Признаюсь сразу – событий было куда больше, чем те, что отмечены ниже; но ведь цели-то такой я не ставил, чтобы фиксировать каждый шаг Бахметова. Мало того, сфера его банковской службы для меня и сейчас тайна за семью печатями – что он делал в банке, о чём думал и с кем говорил, понять мне если даже и интересно, то лишь для укрепления собственных выводов о том, что происходило с героем этого романа.
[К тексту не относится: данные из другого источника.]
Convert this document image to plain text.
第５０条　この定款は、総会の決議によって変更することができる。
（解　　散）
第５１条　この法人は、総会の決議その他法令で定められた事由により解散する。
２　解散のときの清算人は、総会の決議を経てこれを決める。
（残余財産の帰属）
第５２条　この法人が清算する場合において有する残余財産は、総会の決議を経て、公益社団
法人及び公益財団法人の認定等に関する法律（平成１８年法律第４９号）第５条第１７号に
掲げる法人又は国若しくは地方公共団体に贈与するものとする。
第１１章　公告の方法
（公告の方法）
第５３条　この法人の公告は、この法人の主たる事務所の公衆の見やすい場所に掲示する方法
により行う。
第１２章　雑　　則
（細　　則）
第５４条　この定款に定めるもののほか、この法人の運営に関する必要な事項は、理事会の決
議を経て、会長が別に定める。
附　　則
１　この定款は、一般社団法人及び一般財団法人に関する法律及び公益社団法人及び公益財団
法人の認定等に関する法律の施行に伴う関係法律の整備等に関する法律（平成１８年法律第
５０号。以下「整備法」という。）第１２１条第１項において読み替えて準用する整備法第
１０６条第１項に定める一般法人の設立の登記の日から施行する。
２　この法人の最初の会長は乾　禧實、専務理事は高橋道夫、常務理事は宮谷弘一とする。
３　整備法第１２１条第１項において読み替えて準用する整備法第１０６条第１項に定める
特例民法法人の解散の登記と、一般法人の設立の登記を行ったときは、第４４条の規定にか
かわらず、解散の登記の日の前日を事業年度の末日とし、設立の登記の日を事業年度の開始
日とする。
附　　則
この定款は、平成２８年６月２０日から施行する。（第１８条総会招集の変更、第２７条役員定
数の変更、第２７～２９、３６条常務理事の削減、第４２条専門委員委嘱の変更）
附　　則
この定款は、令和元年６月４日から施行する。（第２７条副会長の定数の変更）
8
Если бы даже я знал о Бахметове больше, чем знаю сейчас, не уверен, что смог бы разместить на страницах больше задуманного – в конце концов, каждая форма имеет предел прочности, а тем более такая хрупкая, как архитектоника текста, – вот я и вяжу лыко лишь в ту строку, что кажется мне нелишней именно для объяснения смысла тех самых событий. Бахметов в период нашей дружбы рассказал мне многое, но не всё – во всём, однако, я и не нуждался, – мне хотелось лишь разобраться в хитросплетениях ситуации, которая зацепила меня какой-то метафизичной сутью, растворённой в круговерти обстоятельств обыденности. Говорил же Лермонтов о том, что познавать историю любого человека дело ничуть не менее полезное, чем исследовать историю целого народа! Раз за разом всматриваюсь в сценарные повороты нашего безрассудного бытия и вижу, теменем чувствую, как в истории Бахметова тихой сапой сгустился поток непонятно кем предначертанных эсхатологических грёз. Сейчас я уже хорошо понимаю, что можно было браться за роман о чьей угодно жизни – Кати, Бельтского, Лары, – а результат был бы тот же, – всё равно бы мы упёрлись в вопросы стремительных перемен всего и всея; и, увы, перемен в хорошо известном нам направлении. Хватит прелюдий – пора браться за рассказ.
Продолжение - здесь.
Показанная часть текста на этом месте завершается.